After a fire gutted a garment shop in Sector 9, residents and shopkeepers have raised concerns about illegal hawkers who pose a fire hazard
With the fire at Kinara City, Kurla, in which eight people lost their lives, Mumbai and its residents have woken up to the need to be aware of fire safety norms in their residential and commercial structures.
Residents and local shopkeepers say they have complained to the authorities often, but no serious action has been taken against the encroaching hawkers
The issue was brought home in Navi Mumbai on Tuesday when a small garment shop in Mini Market of Sector 9, Diya Collections, caught fire at 11.30 pm (officials are still investigating the reason) and got gutted even though fire engines reached within a minute.

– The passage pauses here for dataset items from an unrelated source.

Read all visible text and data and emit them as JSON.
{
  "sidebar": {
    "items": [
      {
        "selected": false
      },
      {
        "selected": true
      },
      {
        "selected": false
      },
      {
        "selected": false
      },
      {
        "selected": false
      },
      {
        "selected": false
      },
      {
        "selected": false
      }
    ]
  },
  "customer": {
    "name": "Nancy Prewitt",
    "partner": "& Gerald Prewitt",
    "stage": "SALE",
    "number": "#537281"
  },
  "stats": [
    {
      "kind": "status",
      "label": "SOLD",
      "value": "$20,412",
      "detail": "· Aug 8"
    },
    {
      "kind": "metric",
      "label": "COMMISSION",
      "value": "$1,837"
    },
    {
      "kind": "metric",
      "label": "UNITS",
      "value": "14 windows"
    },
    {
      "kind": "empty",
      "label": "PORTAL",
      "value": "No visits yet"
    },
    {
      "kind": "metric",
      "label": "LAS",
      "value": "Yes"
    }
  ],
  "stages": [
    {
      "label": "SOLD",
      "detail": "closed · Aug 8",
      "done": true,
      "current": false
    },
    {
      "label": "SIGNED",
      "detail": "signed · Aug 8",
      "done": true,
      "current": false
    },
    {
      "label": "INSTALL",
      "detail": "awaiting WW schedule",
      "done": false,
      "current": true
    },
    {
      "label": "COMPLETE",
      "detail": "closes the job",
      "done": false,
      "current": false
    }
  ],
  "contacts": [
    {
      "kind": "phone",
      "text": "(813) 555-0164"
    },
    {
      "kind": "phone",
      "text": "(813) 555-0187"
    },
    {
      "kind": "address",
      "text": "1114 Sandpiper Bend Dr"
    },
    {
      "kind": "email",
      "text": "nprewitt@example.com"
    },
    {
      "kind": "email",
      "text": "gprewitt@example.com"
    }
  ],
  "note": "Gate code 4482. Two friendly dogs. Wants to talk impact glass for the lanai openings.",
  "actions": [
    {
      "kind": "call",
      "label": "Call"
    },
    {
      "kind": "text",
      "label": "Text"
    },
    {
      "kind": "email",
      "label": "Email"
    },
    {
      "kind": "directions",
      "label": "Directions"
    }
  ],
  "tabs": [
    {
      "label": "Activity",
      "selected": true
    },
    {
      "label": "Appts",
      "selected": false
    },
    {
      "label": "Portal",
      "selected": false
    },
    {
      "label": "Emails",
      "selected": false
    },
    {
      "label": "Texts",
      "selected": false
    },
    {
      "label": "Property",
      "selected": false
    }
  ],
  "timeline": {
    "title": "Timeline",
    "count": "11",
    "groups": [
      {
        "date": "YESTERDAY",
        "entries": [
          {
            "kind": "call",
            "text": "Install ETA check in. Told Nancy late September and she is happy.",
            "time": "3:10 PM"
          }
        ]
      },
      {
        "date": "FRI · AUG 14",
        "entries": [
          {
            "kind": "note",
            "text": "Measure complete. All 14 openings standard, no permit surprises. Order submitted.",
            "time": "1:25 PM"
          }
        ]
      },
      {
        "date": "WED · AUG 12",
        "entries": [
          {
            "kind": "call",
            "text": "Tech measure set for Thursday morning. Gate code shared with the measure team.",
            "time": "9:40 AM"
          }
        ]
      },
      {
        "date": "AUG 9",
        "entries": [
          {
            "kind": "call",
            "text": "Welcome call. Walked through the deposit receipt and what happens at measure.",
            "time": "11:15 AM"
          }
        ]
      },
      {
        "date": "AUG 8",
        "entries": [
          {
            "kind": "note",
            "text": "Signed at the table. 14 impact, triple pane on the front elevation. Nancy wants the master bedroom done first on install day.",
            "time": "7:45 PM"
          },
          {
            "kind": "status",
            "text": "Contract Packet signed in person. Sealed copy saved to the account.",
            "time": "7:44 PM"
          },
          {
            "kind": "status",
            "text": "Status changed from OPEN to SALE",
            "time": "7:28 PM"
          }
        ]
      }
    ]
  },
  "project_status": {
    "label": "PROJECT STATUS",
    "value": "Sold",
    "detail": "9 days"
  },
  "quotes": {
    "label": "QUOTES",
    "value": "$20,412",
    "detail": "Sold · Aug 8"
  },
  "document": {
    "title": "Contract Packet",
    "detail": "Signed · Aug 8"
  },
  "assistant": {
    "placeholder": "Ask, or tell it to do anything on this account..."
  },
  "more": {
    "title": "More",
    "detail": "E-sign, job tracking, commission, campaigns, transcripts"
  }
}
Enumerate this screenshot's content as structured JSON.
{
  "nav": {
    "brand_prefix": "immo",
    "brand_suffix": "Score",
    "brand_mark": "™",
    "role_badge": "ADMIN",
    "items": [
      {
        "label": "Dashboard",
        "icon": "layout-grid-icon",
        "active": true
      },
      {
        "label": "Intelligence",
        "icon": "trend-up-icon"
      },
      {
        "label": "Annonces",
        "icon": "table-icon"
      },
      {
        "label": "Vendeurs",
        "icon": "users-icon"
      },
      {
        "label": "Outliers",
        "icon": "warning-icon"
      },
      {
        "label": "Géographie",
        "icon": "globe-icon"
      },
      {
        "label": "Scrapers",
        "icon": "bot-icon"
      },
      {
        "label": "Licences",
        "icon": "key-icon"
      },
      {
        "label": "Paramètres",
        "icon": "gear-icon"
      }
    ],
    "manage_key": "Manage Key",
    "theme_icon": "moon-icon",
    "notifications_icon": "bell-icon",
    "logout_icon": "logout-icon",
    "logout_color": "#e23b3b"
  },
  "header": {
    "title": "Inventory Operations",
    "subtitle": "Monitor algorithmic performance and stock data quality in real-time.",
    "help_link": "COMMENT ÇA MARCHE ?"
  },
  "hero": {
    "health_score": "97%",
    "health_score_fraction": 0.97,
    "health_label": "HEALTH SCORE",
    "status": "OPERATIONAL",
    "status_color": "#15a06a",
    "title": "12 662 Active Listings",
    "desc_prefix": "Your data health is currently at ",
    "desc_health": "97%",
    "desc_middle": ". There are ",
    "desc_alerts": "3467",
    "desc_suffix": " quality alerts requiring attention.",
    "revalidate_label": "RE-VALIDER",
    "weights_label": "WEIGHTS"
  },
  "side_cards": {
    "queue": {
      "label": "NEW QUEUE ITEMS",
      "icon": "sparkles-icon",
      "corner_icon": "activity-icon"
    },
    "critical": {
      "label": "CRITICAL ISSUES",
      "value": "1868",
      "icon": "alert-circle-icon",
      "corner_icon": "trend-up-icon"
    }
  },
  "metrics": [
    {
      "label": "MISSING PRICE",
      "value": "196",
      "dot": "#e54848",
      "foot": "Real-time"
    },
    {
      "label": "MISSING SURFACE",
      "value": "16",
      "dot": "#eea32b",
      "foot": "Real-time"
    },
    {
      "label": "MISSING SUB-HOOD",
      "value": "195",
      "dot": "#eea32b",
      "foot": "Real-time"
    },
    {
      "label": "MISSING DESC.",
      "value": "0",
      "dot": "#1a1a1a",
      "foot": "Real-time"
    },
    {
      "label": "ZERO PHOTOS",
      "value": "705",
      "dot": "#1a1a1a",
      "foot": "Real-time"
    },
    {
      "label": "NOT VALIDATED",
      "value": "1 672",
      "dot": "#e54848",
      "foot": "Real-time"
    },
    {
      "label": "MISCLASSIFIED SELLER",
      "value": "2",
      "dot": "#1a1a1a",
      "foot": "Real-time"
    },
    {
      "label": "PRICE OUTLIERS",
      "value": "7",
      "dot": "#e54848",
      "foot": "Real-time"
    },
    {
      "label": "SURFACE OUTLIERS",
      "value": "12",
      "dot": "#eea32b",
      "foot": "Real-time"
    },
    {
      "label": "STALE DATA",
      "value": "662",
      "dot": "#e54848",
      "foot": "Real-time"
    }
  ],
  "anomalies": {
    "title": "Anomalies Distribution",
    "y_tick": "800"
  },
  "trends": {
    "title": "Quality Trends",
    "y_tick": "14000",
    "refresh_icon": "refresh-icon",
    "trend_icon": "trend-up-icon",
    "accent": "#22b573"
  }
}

The reason: stalls which have encroached the lane that leads to the market, reduced the width of the lane, making it difficult for fire officials to rush to the spot. While no one was hurt, the incident has alarmed locals and shopkeepers.
“I have been running a jewellery shop here for years. In the last five years, illegal hawkers have been encroaching the footpath and have now started spilling over on to the streets. Now, only one vehicle can pass through the lanes at a time,” said Kamleshbhai.
Fire officials are concerned too. An official from the Vashi fire station said that when they are unable to get past makeshift stalls, they park the vehicle away from the site of fire. “But, this lack of access is dangerous in terms of safety as fire spreads rapidly in cluttered spaces,” he added.
Subhash Ingale, head of encroachment department at NMMC, said, “We take action against illegal hawkers regularly. There are lots of things to be considered while shifting hawkers. We are trying to finalise the implementation of the hawkers policy, which will allow the stall owners to shift to a dedicated market place or a plot.”